Thoughts on startups from the Hitchhiker’s Guide to the Galaxy
The Hitchhiker’s Guide to the Galaxy is one of those books which you can read a dozen times and pick up something with each read.
The character’s are unexceptional. You have one morose Englishman in search of a good cup tea (Arthur) and one half-human (Trillian), a space travelling hitchhiker with a fondness for towels (Ford Prefect), the former president of the galaxy and resident bipolar (Zaphod Beeblebrox) and a talking, manically depressed robot named Marvin.
The plot is similarly unexceptional. Earth is not actually planet, but is instead a super computer programmed by a race of super-intelligent mice charged with the task of answering the ultimate question of the universe
(spoiler alert: The answer is 42, but they’re not sure exactly what the question is).

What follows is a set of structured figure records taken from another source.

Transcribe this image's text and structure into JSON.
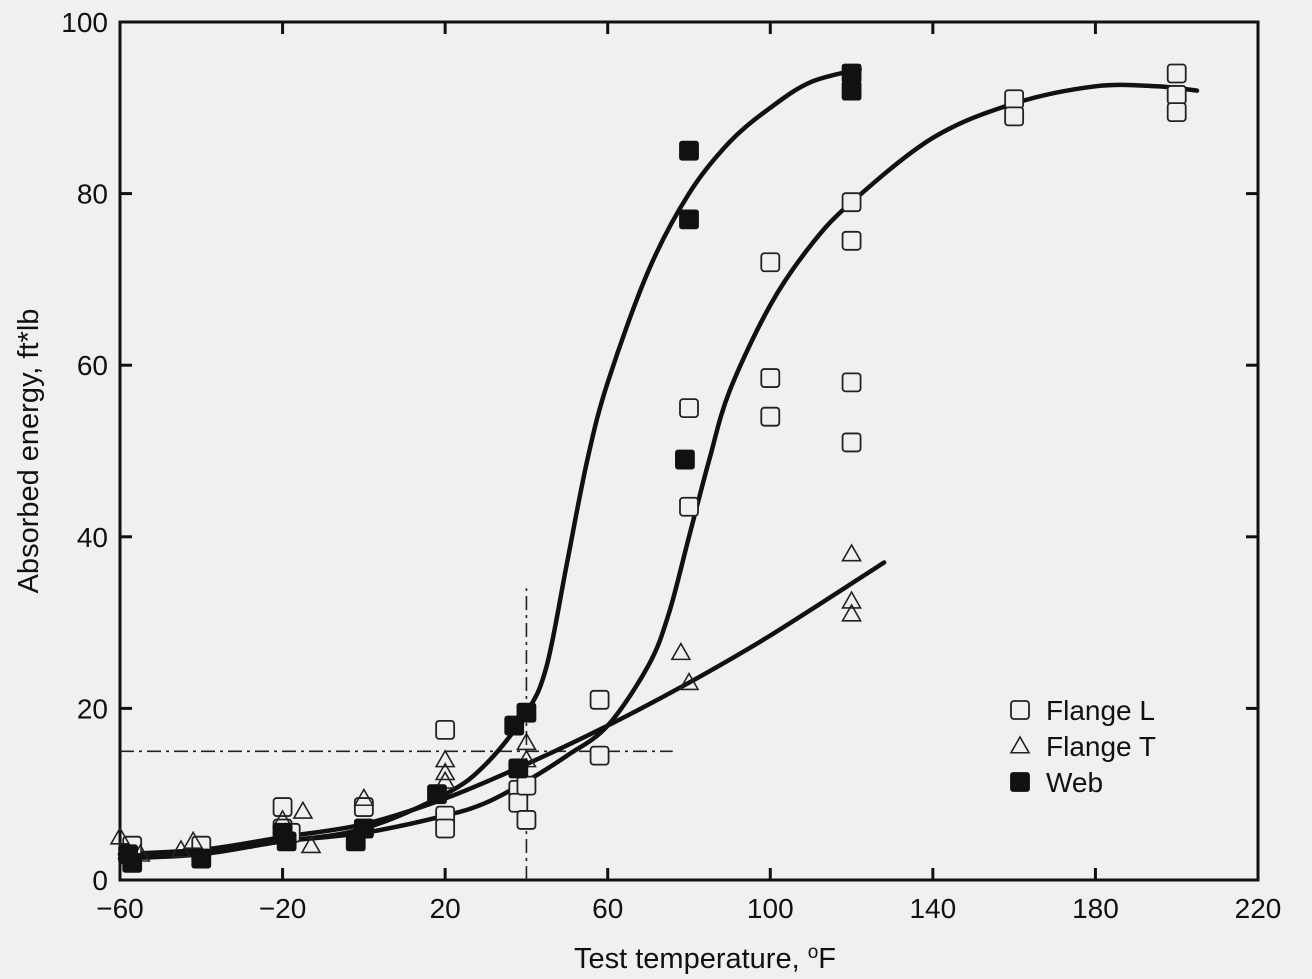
{
  "chart_data": {
    "type": "scatter",
    "xlabel": "Test temperature, ",
    "xlabel_unit": "F",
    "xlabel_unit_prefix": "o",
    "ylabel": "Absorbed energy, ft*lb",
    "xlim": [
      -60,
      220
    ],
    "ylim": [
      0,
      100
    ],
    "xticks": [
      -60,
      -20,
      20,
      60,
      100,
      140,
      180,
      220
    ],
    "xtick_labels": [
      "−60",
      "−20",
      "20",
      "60",
      "100",
      "140",
      "180",
      "220"
    ],
    "yticks": [
      0,
      20,
      40,
      60,
      80,
      100
    ],
    "ytick_labels": [
      "0",
      "20",
      "40",
      "60",
      "80",
      "100"
    ],
    "grid": false,
    "legend_position": "bottom-right",
    "series": [
      {
        "name": "Flange L",
        "marker": "open-square",
        "points": [
          [
            -57,
            4
          ],
          [
            -40,
            4
          ],
          [
            -20,
            8.5
          ],
          [
            -20,
            6
          ],
          [
            -18,
            5.5
          ],
          [
            0,
            8.5
          ],
          [
            0,
            6
          ],
          [
            20,
            17.5
          ],
          [
            20,
            7.5
          ],
          [
            20,
            6
          ],
          [
            38,
            10.5
          ],
          [
            38,
            9
          ],
          [
            40,
            7
          ],
          [
            40,
            11
          ],
          [
            58,
            21
          ],
          [
            58,
            14.5
          ],
          [
            80,
            55
          ],
          [
            80,
            43.5
          ],
          [
            100,
            72
          ],
          [
            100,
            58.5
          ],
          [
            100,
            54
          ],
          [
            120,
            79
          ],
          [
            120,
            74.5
          ],
          [
            120,
            58
          ],
          [
            120,
            51
          ],
          [
            160,
            91
          ],
          [
            160,
            89
          ],
          [
            200,
            94
          ],
          [
            200,
            91.5
          ],
          [
            200,
            89.5
          ]
        ]
      },
      {
        "name": "Flange T",
        "marker": "open-triangle",
        "points": [
          [
            -60,
            5
          ],
          [
            -55,
            3
          ],
          [
            -45,
            3.5
          ],
          [
            -42,
            4.5
          ],
          [
            -20,
            7
          ],
          [
            -15,
            8
          ],
          [
            -13,
            4
          ],
          [
            0,
            9.5
          ],
          [
            20,
            14
          ],
          [
            20,
            12.5
          ],
          [
            20,
            11.5
          ],
          [
            40,
            16
          ],
          [
            40,
            14
          ],
          [
            78,
            26.5
          ],
          [
            80,
            23
          ],
          [
            120,
            38
          ],
          [
            120,
            32.5
          ],
          [
            120,
            31
          ]
        ]
      },
      {
        "name": "Web",
        "marker": "filled-square",
        "points": [
          [
            -58,
            3
          ],
          [
            -57,
            2
          ],
          [
            -40,
            2.5
          ],
          [
            -20,
            5.5
          ],
          [
            -19,
            4.5
          ],
          [
            -2,
            4.5
          ],
          [
            0,
            6
          ],
          [
            18,
            10
          ],
          [
            37,
            18
          ],
          [
            38,
            13
          ],
          [
            40,
            19.5
          ],
          [
            80,
            85
          ],
          [
            80,
            77
          ],
          [
            79,
            49
          ],
          [
            120,
            94
          ],
          [
            120,
            92
          ]
        ]
      }
    ],
    "curves": [
      {
        "for": "Web",
        "points": [
          [
            -60,
            3
          ],
          [
            -40,
            3.5
          ],
          [
            -20,
            4.5
          ],
          [
            0,
            6
          ],
          [
            20,
            10
          ],
          [
            30,
            13.5
          ],
          [
            40,
            19.5
          ],
          [
            45,
            25
          ],
          [
            50,
            37
          ],
          [
            55,
            49
          ],
          [
            60,
            58
          ],
          [
            70,
            71
          ],
          [
            80,
            80
          ],
          [
            90,
            86
          ],
          [
            100,
            90
          ],
          [
            110,
            93
          ],
          [
            122,
            94.5
          ]
        ]
      },
      {
        "for": "Flange L",
        "points": [
          [
            -60,
            2.5
          ],
          [
            -40,
            3
          ],
          [
            -20,
            4.5
          ],
          [
            0,
            5.5
          ],
          [
            20,
            7.5
          ],
          [
            30,
            9
          ],
          [
            40,
            11.5
          ],
          [
            50,
            14.5
          ],
          [
            60,
            18
          ],
          [
            70,
            25
          ],
          [
            75,
            31
          ],
          [
            80,
            40
          ],
          [
            85,
            49
          ],
          [
            90,
            57
          ],
          [
            100,
            67
          ],
          [
            110,
            74
          ],
          [
            120,
            79
          ],
          [
            140,
            86.5
          ],
          [
            160,
            90.5
          ],
          [
            180,
            92.5
          ],
          [
            195,
            92.5
          ],
          [
            205,
            92
          ]
        ]
      },
      {
        "for": "Flange T",
        "points": [
          [
            -60,
            3
          ],
          [
            -40,
            3.5
          ],
          [
            -20,
            5
          ],
          [
            0,
            6.5
          ],
          [
            20,
            9.5
          ],
          [
            40,
            13.5
          ],
          [
            60,
            18
          ],
          [
            80,
            23
          ],
          [
            100,
            28.5
          ],
          [
            128,
            37
          ]
        ]
      }
    ],
    "reference_lines": [
      {
        "style": "dash-dot",
        "orientation": "horizontal",
        "y": 15,
        "x_from": -60,
        "x_to": 76
      },
      {
        "style": "dash-dot",
        "orientation": "vertical",
        "x": 40,
        "y_from": 0,
        "y_to": 34
      }
    ]
  }
}
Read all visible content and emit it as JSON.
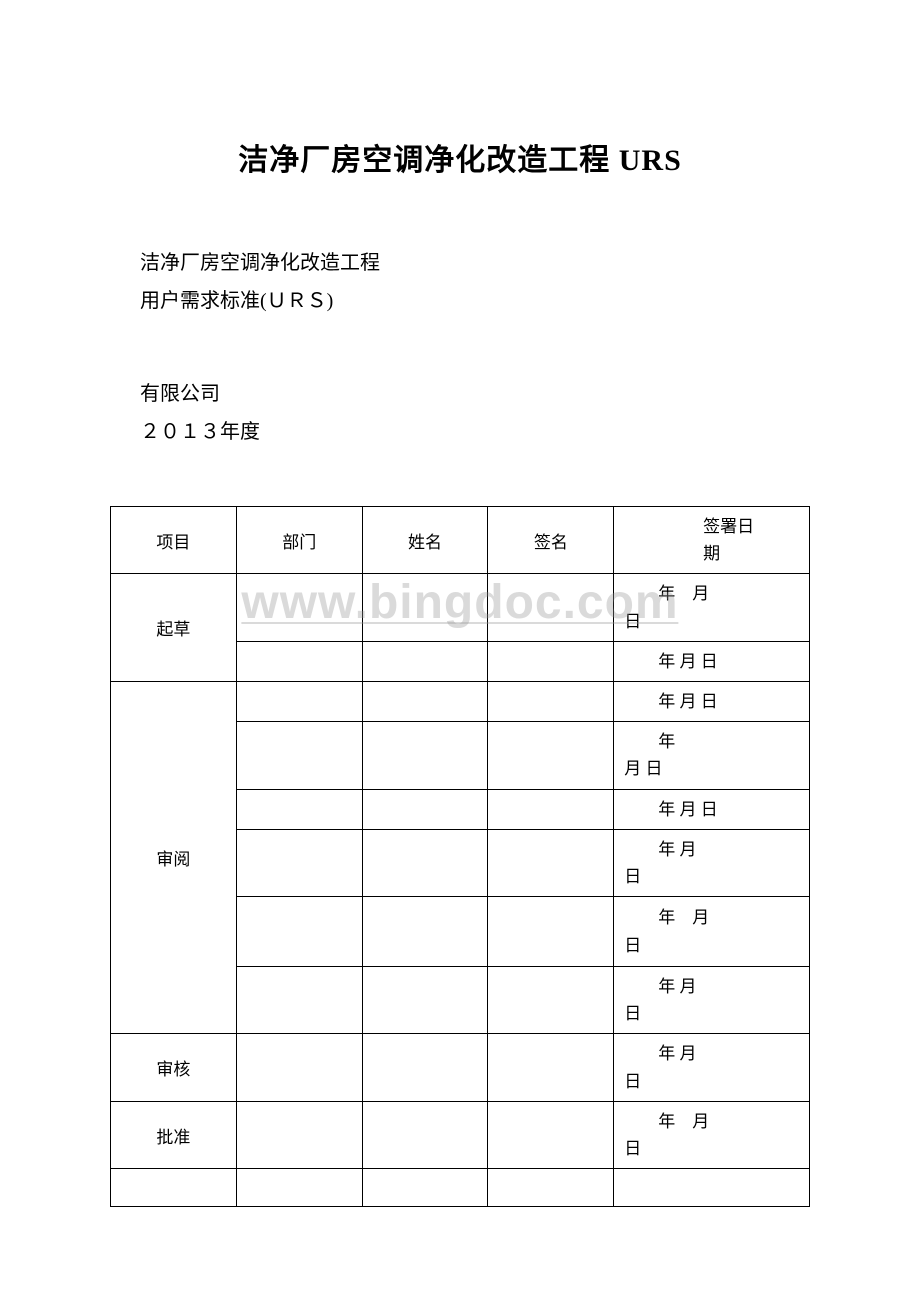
{
  "title": {
    "main": "洁净厂房空调净化改造工程",
    "suffix": "URS"
  },
  "subtitle": {
    "line1": "洁净厂房空调净化改造工程",
    "line2": "用户需求标准(ＵＲＳ)"
  },
  "company": {
    "line1": " 有限公司",
    "line2": "２０１３年度"
  },
  "table": {
    "headers": {
      "col1": "项目",
      "col2": "部门",
      "col3": "姓名",
      "col4": "签名",
      "col5_line1": "签署日",
      "col5_line2": "期"
    },
    "rows": {
      "draft": {
        "label": "起草",
        "date1_line1": "年　月",
        "date1_line2": "日",
        "date2": "年 月 日"
      },
      "review": {
        "label": "审阅",
        "date1": "年 月 日",
        "date2_line1": "年",
        "date2_line2": "月 日",
        "date3": "年 月 日",
        "date4_line1": "年 月",
        "date4_line2": "日",
        "date5_line1": "年　月",
        "date5_line2": "日",
        "date6_line1": "年 月",
        "date6_line2": "日"
      },
      "audit": {
        "label": "审核",
        "date_line1": "年 月",
        "date_line2": "日"
      },
      "approve": {
        "label": "批准",
        "date_line1": "年　月",
        "date_line2": "日"
      }
    }
  },
  "watermark": "www.bingdoc.com",
  "colors": {
    "background": "#ffffff",
    "text": "#000000",
    "border": "#000000",
    "watermark": "rgba(150,150,150,0.35)"
  }
}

But what is exceptional is Douglas Adam’s ability to completely capture and satirize our zeitgeist.
In his second novel, The Restaurant at the End of the Universe, Adam’s writes that:
The History of every major Galactic Civilization tends to pass through three phases…the first phase is characterized by the question ‘How can we eat?’ the second by the question ‘Why do we eat?’ and the third by the question ‘Where shall we have lunch?
And it got me thinking how relevant that analogy is to technology, and consumer startups in particular.
How can we eat?
Civilization begins with survival. To survive, we need to meet certain needs, like the need to eat. This is the most elemental piece of the equation; the identification of the problem followed by the resolve to overcome the problem and create a solution.
In technology, the analogy would be the various building blocks of the internet:
ARPANET and protocols like TCP/IP and email. The browser, followed by directories (like Yahoo!) and Search Engines (Google).
Why do we eat?
In the next phase, civilization becomes more introspective and creative.
They start to debate the meaning of life. Ya we have to eat, cool. But why do we have to eat?
In technology, we started to push the boundaries of the fundamental elements we created. We invented e-commerce (Amazon, Ebay), disrupted payments (Paypal) made the web mobile (Andriod, iOS) and social (Facebook, Twitter, YouTube) and started evolving towards digital hardware (3d printing). Founders, inventors and technologists envisioned a different world and created it.
Where shall we eat lunch?
In the third and final phase, we move from the essentials to the trivial, from how can we fulfil our most essential need to deciding which trendy lunch spot to eat at (no matter how awesome their micobrew selection may be).
Peter Thiel describes this paradox as Atoms and Bits.
There are companies that run big data analytics trying to predict who will develop Alzheimer’s. Then there is another company that is trying to cure Alzheimer’s.
The company trying to cure Alzheimer’s is an Atom, the predictive company is a bit. And what he believes and what Douglas Adams predicted is that there are too many people working on bits problems and not enough people working on atom problems. Even if you look at some of the biggest companies in technology, you get a sense that they are more evolutionary rather than revolutionary.
While some may argue that this progression is natural, I don’t think we’ve quite maximized step two yet.